Computational fluid dynamics (CFD) modeling of hydrocyclone for the recovery of ballasts and removal of sludge floc in ballasted flocculation process

Abstract

The ballasted flocculation (BF) process is widely used in the water treatment process to cope with climate change. Microsand and magnetite are commonly used, which act as a seed in ballasted floc. The recovery of the ballast in BF process can affect the operating cost. In this study, we evaluate various sizes of magnetite particle with a specific gravity of above 5 in order to apply the hydrocyclone as a ballast recovery system in the BF process. The conventional purpose of the hydrocyclone is to separate solids and liquids, while the ideal recovery system in BF process should separate the ballast from the sludge and liquid. Computational fluid dynamics modeling was prepared to estimate the optimal conditions for the ballast recovery and the sludge removal ratio. The average ballast recovery ratio shows up to 99.9% varying with the inlet flow velocity. As the inlet flow velocity increases, the average sludge removal ratio decreases until 2 m/s, but it changes to increase after 2 m/s. The highest ratio is approximately 91% at 3.5 m/s of inlet flow velocity.

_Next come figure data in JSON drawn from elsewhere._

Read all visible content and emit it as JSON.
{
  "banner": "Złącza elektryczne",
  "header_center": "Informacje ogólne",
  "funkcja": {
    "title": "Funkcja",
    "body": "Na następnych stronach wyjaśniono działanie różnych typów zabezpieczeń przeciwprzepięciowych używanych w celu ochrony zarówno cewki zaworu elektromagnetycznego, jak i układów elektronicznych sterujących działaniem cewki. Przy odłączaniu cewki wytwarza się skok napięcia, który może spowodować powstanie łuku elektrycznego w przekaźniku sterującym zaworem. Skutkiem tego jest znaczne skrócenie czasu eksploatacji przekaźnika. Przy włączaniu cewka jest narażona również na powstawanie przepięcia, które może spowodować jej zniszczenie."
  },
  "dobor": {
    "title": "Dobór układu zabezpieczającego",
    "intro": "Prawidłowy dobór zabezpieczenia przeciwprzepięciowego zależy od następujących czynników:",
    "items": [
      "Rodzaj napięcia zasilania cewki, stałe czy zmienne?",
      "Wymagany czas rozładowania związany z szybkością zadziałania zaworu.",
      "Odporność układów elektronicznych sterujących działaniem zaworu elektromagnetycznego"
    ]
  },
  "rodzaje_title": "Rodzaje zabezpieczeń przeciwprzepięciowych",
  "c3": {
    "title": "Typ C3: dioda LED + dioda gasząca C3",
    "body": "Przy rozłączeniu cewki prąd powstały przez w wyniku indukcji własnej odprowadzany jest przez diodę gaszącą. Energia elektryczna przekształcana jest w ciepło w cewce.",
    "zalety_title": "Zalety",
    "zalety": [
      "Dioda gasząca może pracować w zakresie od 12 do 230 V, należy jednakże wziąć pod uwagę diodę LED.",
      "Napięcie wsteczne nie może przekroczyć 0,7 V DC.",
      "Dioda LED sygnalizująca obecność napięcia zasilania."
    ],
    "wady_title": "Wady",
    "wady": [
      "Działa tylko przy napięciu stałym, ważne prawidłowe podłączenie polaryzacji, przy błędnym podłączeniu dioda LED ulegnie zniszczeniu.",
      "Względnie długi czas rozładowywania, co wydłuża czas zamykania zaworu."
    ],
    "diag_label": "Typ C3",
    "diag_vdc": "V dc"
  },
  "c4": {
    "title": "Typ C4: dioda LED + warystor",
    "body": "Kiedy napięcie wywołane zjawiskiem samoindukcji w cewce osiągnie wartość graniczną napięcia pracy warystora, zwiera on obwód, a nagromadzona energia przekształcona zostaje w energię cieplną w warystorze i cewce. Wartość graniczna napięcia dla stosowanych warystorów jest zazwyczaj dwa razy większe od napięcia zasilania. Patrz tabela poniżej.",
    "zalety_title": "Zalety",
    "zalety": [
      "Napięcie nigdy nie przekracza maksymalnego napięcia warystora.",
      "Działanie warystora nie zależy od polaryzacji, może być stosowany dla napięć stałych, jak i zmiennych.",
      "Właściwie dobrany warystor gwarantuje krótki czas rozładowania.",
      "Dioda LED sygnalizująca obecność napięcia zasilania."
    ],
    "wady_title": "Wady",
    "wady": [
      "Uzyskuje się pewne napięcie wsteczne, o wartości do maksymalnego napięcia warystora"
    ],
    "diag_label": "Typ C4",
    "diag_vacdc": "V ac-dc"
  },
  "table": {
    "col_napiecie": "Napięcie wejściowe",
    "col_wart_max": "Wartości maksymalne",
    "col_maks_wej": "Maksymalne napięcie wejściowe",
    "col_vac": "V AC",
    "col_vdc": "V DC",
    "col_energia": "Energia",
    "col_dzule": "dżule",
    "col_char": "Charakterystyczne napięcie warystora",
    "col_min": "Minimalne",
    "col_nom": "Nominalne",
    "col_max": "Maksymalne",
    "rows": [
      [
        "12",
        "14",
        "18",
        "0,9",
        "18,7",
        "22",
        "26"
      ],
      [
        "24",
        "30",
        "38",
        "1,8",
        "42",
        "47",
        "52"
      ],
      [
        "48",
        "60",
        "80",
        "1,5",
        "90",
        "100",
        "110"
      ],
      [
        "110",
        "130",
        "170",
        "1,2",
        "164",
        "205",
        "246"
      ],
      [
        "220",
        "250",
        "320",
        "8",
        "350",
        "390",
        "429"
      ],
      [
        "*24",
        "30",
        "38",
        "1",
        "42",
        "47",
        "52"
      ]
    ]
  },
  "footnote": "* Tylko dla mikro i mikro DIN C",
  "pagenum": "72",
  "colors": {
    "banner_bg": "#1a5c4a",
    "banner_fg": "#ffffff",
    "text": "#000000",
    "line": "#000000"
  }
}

This difference is due to the Reynolds number, which are summarized as the change of the particle size, the inlet flow velocity, and the specific gravity. In addition, the separation efficiency of each particle shows a fish-hook shape related with the Reynolds number. In BF process, the ballast recovery ratio should be maintained high, while the sludge recovery ratio should be maintained low. Criteria for the ballast and sludge recovery can be reached by maintaining the range of particle size, simultaneously satisfying this requirement at a certain inlet flow velocity. In other respects, for optimal ballast recovery and sludge removal, above a certain size of ballast should be used, and the sludge needs to be pulverized to a certain size as the pretreatment of the hydrocyclone.